Again, pure edge quality goes up with the number of samples taken, regardless of filter. Thin geometry on screen gets a nice boost from the tent filtered modes, we note. Look closer at the vertical pole and the container in the background and you'll see (sometimes subtle, sometimes not) blurring of the image and a reduction in overall image quality, when using the tent filtered modes. Edge detect is a different story though, with much less blurring (although analytically there'll likely still be some, because of the filter) and excellent edge quality. The 8x box filtered mode is subjectively as good as NVIDIA's 8x (8xQ) mode. Sample locations are different, but the aggregate quality using a sum of all histories approach and because of the EER of the mode means that they'll be equivalent overall.

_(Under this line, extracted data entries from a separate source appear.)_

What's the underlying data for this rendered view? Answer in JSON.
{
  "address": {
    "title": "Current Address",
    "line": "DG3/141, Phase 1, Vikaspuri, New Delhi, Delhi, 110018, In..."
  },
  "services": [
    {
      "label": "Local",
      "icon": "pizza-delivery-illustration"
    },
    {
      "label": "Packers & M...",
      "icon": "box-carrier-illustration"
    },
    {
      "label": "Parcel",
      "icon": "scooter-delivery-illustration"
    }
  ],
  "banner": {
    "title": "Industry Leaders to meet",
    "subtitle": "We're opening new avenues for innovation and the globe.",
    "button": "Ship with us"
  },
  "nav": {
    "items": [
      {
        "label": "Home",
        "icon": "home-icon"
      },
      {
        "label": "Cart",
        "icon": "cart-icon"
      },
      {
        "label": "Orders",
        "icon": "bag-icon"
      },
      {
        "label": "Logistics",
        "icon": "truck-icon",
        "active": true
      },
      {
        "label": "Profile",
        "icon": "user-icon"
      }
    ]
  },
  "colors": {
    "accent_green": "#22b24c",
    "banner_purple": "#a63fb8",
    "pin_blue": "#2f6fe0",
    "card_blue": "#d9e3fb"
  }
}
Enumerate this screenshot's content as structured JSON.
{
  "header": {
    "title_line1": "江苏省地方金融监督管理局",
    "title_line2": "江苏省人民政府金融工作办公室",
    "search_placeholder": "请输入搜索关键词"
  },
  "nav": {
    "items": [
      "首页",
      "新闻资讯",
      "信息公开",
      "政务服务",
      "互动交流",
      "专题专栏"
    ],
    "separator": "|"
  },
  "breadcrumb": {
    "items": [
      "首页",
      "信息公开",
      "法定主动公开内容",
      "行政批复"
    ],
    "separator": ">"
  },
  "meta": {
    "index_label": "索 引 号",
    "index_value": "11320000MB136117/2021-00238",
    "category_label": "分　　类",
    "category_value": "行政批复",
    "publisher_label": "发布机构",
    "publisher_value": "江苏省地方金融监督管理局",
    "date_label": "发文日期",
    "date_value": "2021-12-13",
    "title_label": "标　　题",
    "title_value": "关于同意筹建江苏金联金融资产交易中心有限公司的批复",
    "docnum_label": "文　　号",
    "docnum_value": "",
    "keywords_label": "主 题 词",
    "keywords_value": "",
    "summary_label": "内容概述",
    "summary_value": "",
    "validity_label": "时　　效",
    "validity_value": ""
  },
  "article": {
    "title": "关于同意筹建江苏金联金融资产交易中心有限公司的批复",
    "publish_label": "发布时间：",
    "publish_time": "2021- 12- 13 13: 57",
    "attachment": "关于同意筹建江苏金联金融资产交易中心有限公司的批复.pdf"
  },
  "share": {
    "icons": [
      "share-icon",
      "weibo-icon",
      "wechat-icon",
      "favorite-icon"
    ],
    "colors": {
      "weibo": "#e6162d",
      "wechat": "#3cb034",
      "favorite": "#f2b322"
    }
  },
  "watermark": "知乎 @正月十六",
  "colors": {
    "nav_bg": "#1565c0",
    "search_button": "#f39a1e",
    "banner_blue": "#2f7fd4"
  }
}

We could present a boatload of examples that show the blurring property of the tent filters, even the narrow one, but we're sure you get the idea and we'll show you, and take a closer look at how the filters work mathematically, in the image quality piece.
Add adaptive AA into the mix with the edge detect mode, though, and you get pretty awesome quality.

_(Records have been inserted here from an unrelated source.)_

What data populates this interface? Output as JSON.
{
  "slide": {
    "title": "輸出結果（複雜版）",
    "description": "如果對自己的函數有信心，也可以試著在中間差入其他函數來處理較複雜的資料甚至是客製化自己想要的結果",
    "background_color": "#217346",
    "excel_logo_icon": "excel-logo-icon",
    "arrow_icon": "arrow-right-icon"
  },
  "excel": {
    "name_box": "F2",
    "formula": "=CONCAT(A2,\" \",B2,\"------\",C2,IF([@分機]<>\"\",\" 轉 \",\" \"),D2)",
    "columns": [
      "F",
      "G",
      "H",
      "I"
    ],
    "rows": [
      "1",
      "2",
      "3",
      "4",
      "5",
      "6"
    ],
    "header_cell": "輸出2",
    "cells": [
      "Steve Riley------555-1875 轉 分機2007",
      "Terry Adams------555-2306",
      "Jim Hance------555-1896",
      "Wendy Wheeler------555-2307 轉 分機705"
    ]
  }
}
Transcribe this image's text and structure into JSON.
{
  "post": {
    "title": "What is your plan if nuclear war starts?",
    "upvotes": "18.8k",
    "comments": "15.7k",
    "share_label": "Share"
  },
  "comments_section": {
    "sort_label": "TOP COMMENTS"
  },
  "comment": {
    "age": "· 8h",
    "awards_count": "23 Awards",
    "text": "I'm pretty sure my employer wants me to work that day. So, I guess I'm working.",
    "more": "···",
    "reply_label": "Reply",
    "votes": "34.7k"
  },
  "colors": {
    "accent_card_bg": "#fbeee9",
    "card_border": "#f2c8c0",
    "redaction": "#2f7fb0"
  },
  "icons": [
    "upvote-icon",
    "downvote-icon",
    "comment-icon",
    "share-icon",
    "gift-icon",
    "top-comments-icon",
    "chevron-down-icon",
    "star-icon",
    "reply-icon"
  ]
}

For reasonably high contrast edges like those power lines against the sky in our test frame, the edge quality is arguably as good as it had ever been on consumer hardware, and you can see the AA on the alpha textured fence via the adaptive mode. It's worth noting that when OpenGL or D3D ask for AA with R600, they'll only ever get the box filtered mode. CFAA is a user choice, and it's not clear if AMD will work to get applications able to activate CFAA in any sane way.
Note that there's no choice for the edge detect mode, and that currently you need to turn it on and off either by editing the Windows Registry and forcing a reload of the display driver somehow (resolution change is one way), or by using a small tool AMD developed to force it on and off. It'll be rolled into a public driver soon though, we're sure. We also wonder if NVIDIA will ponder an edge detect mode for their hardware, and we think it's likely they'll at least experiment in that area.